For developers, that flexibility can affect what kinds of products are possible. A team building a narrow agent for a particular workflow may need more control than a closed commercial API allows. Molmo gives them a model they can work with more directly.

What Ai2 is releasing

Ai2 is releasing several sizes of Molmo. The source article identifies a 70-billion-parameter model and a 1-billion-parameter model small enough to run on a mobile device. A parameter count refers to the units a model uses to store and manipulate data, and it roughly relates to capability.

The smaller version is especially important for portability. Farhadi argues that Molmo’s efficiency could let developers build stronger software agents that run natively on smartphones and other portable devices. He says, “The billion parameter model is now performing in the level of or in the league of models that are at least 10 times bigger.”

Ai2 also says Molmo performs like much larger commercial models because it was trained carefully on high-quality data. The release is described as fully open source, with no restrictions on its use, unlike Meta’s Llama family, which was released under a license that limits commercial use.

Another notable piece is transparency around training. Ai2 is releasing the training data used to create the model, which gives researchers more detail about how it works. For the research community, that can be as important as the model itself.

The risks and limits are still real

Opening powerful models creates risks as well as opportunities. The source article notes that such models can be adapted for harmful purposes. One possible concern is malicious AI agents designed to automate hacking of computer systems.

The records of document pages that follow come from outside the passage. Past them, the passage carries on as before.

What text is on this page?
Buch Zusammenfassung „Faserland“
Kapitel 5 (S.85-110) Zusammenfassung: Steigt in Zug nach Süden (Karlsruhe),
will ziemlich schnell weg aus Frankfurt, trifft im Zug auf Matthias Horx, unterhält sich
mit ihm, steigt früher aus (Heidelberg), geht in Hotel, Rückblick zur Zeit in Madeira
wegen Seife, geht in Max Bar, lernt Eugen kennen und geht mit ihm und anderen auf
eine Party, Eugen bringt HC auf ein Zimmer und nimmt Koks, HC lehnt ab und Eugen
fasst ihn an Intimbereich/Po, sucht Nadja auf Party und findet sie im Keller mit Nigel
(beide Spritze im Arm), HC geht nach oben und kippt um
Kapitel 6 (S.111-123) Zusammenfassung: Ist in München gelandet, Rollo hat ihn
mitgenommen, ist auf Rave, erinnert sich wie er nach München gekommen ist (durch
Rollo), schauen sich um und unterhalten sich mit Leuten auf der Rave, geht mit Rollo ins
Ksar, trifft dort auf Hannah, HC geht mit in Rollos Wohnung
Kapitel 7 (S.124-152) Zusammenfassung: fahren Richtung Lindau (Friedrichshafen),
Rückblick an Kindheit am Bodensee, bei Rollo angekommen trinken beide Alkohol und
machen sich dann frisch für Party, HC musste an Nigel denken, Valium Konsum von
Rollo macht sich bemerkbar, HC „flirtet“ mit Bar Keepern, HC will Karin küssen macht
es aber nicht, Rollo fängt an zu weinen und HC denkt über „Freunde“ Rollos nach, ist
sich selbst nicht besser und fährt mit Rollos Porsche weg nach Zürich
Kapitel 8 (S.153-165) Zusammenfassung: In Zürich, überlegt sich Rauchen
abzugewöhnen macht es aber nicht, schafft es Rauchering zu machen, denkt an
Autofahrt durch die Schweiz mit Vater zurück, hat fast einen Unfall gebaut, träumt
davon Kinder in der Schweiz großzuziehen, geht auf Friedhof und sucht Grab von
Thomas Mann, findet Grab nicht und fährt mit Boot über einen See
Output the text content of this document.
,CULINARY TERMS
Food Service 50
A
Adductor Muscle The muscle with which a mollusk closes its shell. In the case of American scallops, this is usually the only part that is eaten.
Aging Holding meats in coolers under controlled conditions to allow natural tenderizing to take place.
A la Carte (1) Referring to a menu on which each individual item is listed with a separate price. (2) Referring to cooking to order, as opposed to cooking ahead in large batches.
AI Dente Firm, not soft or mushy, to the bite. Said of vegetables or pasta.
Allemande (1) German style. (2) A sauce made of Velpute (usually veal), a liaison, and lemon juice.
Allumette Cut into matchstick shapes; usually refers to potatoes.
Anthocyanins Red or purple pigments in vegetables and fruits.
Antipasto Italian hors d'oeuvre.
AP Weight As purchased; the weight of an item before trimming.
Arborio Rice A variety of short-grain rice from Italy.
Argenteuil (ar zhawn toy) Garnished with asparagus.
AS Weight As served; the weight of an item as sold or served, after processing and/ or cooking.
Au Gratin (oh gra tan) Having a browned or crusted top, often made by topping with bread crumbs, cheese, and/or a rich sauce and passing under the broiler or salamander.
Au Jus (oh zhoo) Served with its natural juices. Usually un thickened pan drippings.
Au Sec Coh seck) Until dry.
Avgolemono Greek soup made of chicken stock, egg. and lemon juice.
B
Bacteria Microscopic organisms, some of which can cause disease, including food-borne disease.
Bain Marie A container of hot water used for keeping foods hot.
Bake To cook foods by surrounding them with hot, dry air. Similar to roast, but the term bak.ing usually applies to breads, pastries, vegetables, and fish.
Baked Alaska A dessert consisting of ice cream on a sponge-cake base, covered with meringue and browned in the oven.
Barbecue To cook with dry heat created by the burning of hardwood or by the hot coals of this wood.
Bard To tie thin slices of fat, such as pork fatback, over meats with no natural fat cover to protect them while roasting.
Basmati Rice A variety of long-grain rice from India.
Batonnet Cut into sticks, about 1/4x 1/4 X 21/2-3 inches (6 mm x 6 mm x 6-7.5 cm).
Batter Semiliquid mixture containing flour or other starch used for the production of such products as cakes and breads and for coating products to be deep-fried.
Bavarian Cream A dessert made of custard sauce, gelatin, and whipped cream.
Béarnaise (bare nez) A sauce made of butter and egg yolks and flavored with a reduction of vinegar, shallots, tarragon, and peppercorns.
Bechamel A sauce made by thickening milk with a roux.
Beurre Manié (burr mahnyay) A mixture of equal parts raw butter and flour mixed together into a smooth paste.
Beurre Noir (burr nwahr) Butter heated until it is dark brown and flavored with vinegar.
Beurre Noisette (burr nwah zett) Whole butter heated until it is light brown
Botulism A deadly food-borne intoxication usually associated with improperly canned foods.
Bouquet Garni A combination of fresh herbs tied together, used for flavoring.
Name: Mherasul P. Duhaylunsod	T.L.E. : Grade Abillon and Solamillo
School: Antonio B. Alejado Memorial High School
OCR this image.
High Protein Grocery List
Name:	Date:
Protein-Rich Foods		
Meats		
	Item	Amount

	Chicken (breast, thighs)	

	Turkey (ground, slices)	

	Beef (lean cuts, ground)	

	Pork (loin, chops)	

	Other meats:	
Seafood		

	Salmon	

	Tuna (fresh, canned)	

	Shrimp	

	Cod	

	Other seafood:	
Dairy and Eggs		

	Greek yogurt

That risk sits alongside a more basic technical challenge: usefulness depends on reliability. Even if a multimodal model can read a screen and respond to a request, an agent still needs to make dependable choices across multiple steps. A model that acts confidently but unreliably can create problems, especially when it is controlling software directly.

The source article points to reasoning as another unresolved frontier. OpenAI has sought to address reasoning with its latest model o1, which demonstrates step-by-step reasoning skills. The next step may be combining that kind of reasoning with multimodal models.

That means Molmo should not be seen as a finished answer to the AI agent problem. It is better understood as a wider foundation. It may let more people test ideas, build prototypes, fine-tune models for specific tasks, and explore what agents can do outside the companies that dominate advanced AI.

What comes next

Molmo arrives at a moment when OpenAI, Google, and others are racing to develop AI agents. Meta is also expected to announce several new products, perhaps including new Llama AI models, at its Connect event today.

The broader direction is clear: AI systems are moving from conversation toward action. Molmo’s significance is that it brings an open source multimodal model into that race, giving researchers, developers, and startups more control over how agent technology is built.

For now, the practical impact will depend on what builders do with it. The model’s visual abilities, open source release, range of sizes, and training-data transparency all make it a serious new option. The hard part remains turning those ingredients into agents that can perform useful computer tasks reliably.